Virus Nipah Naikkan Kewaspadaan, Riau Tak Mau Kecolongan

Foto: Ist

PEKANBARU, RANAHRIAU.COM- Ancaman Virus Nipah, penyakit mematikan yang dapat menular dari hewan ke manusia hingga antar manusia, kini mulai menghantui Indonesia. Meski belum ditemukan kasus di Provinsi Riau, Dinas Kesehatan mengakui bahwa risiko penyebaran tetap terbuka dan tidak bisa dianggap sepele.

Kepala Dinas Kesehatan Provinsi Riau, Zulkifli, memastikan hingga saat ini belum ada laporan penularan. Namun, ia menegaskan bahwa kondisi tersebut bukan jaminan aman, mengingat kasus Virus Nipah saat ini masih terjadi di luar negeri. “Kasusnya memang masih di luar negeri, tapi peluang menyebar ke Indonesia tetap ada,” ujar Zulkifli.

Alarm Bahaya Dinyalakan, Aparat Ikut Turun

Kewaspadaan terhadap Virus Nipah semakin serius setelah Diskes Riau melakukan sosialisasi bersama Polda Riau. Langkah ini menandakan bahwa ancaman virus tersebut tidak lagi dipandang sebagai isu biasa.

Meski demikian, pemerintah daerah masih menunggu petunjuk teknis (juknis) dari pemerintah pusat untuk penanganan lebih lanjut. “Kita masih perlu pendalaman soal proses penularan dan tata kelola virusnya,” kata Zulkifli.

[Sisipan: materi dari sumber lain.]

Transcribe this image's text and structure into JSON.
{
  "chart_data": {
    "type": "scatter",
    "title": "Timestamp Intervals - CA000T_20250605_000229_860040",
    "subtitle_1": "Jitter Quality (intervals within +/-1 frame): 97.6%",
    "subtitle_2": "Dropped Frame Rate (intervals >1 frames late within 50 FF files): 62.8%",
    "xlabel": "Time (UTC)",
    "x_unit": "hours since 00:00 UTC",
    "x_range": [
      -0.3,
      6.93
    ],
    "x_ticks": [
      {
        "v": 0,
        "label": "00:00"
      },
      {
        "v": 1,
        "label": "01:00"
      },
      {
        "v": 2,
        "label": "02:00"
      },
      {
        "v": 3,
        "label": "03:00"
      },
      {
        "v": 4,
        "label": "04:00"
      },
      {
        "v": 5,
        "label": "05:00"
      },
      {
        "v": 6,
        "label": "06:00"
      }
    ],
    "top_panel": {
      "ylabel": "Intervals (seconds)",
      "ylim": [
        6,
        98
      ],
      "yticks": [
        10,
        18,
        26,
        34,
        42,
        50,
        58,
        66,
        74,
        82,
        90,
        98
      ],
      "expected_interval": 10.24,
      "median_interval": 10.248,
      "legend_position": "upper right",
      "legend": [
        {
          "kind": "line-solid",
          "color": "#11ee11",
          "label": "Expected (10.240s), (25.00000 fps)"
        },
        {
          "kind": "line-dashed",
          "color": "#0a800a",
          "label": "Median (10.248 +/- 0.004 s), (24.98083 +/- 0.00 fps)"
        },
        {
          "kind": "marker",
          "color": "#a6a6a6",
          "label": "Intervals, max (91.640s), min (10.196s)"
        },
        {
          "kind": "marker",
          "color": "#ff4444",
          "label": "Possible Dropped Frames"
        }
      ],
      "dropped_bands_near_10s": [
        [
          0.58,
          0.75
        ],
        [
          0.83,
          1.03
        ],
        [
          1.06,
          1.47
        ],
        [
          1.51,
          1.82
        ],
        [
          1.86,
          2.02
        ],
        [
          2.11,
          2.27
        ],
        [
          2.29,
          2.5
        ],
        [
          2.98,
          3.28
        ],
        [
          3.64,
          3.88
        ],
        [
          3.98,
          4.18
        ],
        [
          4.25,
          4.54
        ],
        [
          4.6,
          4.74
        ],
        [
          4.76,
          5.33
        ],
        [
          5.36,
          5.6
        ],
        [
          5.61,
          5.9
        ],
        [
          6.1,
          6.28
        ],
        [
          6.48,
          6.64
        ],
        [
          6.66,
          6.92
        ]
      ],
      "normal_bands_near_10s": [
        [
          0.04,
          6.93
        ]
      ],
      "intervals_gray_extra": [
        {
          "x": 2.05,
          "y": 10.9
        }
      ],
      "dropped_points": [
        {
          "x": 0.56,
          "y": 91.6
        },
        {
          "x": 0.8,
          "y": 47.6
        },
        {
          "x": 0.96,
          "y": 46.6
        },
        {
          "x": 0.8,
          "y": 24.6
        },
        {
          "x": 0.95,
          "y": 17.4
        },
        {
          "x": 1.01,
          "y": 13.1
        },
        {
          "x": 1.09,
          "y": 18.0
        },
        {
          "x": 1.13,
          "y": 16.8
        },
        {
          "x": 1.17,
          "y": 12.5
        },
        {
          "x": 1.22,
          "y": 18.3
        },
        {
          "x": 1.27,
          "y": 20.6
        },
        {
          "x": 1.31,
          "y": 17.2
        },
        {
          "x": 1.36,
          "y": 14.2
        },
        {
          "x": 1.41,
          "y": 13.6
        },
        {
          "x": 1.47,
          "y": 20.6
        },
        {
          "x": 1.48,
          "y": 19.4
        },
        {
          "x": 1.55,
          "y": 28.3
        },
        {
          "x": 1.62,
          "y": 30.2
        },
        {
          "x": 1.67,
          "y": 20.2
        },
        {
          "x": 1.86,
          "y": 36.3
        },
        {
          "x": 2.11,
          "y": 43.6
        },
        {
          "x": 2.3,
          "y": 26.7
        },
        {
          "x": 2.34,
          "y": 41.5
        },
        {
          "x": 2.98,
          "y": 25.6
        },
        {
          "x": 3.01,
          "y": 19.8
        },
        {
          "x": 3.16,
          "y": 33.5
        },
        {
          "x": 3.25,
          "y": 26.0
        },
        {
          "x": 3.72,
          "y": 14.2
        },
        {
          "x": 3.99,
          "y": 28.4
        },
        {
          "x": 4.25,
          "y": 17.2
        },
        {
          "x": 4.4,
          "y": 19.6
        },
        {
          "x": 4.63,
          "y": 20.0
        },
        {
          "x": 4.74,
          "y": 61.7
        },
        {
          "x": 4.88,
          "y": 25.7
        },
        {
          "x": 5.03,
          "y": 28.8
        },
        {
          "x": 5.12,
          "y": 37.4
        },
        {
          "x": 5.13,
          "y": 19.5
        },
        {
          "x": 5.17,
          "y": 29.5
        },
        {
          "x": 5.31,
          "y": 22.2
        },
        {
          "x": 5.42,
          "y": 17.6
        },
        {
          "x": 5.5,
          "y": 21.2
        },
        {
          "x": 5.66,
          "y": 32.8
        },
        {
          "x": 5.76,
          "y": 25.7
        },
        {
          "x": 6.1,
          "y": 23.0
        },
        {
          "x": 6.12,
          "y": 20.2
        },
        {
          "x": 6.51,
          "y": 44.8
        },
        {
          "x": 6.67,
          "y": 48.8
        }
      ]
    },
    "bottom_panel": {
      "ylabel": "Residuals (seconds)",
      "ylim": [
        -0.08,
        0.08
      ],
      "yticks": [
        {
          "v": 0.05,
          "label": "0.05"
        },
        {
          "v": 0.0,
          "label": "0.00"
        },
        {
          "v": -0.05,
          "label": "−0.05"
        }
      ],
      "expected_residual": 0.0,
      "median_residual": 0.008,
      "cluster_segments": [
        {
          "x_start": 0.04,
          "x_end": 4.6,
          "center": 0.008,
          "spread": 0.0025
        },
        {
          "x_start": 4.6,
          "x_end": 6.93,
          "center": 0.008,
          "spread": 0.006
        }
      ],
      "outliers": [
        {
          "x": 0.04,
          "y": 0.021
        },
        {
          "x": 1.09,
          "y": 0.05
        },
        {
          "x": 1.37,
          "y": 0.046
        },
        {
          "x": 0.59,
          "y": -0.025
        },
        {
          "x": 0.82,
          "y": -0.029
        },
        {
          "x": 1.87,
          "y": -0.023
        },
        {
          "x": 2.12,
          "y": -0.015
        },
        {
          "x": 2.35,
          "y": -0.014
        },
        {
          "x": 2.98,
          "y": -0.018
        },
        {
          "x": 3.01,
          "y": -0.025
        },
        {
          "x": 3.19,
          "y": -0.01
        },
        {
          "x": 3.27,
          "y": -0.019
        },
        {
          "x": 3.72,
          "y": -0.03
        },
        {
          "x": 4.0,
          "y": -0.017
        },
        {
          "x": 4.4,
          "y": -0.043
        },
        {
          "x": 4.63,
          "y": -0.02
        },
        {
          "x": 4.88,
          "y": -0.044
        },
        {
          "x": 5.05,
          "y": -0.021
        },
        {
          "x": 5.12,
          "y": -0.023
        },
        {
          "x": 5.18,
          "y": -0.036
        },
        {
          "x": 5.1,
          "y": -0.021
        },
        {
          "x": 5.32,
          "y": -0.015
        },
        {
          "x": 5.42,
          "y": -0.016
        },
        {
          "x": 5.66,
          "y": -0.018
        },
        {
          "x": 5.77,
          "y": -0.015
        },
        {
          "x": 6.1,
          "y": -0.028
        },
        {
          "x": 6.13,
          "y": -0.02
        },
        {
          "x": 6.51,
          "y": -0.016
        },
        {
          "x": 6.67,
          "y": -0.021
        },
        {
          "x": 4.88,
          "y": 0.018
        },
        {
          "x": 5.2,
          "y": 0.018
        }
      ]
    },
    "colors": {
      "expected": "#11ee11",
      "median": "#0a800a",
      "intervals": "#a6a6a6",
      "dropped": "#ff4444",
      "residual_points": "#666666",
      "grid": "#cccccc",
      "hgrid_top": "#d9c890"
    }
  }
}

Virus Ganas dari Kelelawar, Bisa Menular Antar Manusia

Kementerian Kesehatan RI telah resmi menaikkan status kewaspadaan nasional melalui Surat Edaran Nomor HK.02.02/C/445/2026 tentang Penyakit Virus Nipah.

Direktur Jenderal P2P Kemenkes, Murti Utami, menyebutkan bahwa Virus Nipah merupakan virus zoonotik emerging yang berasal dari kelelawar buah (Pteropus sp.). Virus ini bisa menular melalui:

  • Kontak langsung dengan hewan terinfeksi
  • Konsumsi daging hewan yang dimasak tidak sempurna
  • Makanan atau minuman yang terkontaminasi, seperti buah dan nira
  • Kontak langsung dengan pasien terinfeksi melalui air liur, darah, dan urine

Yang paling mengkhawatirkan, virus ini dapat menular antar manusia, membuat potensi wabah semakin sulit dikendalikan.

Gejala Menggila: Demam hingga Radang Otak

Virus Nipah memiliki masa inkubasi sekitar 4–14 hari, di mana penderita bisa tampak sehat sebelum tiba-tiba jatuh sakit.

Gejala awal meliputi demam, sakit kepala, batuk, nyeri otot, dan muntah. Namun pada fase berat, virus ini dapat menyebabkan:

  • Sesak napas
  • Kesulitan menelan
  • Radang otak (ensefalitis)
  • Gangguan kesadaran
  • Perubahan perilaku ekstrem
  • Hingga kematian
  • Kondisi ensefalitis dapat membuat penderita mengantuk berat, bingung, disorientasi, dan kehilangan kendali emosi.

Warga Diingatkan: Jangan Anggap Remeh

Di tengah ancaman ini, Diskes Riau mengingatkan masyarakat agar tidak lengah, terlebih memasuki masa peralihan musim. “Tetap waspada. Terapkan pola hidup bersih dan sehat, konsumsi makanan bergizi, olahraga rutin, dan jaga kebersihan lingkungan,” tegas Zulkifli.

Virus Nipah mungkin belum ditemukan di Riau, namun para ahli mengingatkan: ketika sudah muncul, dampaknya bisa fatal.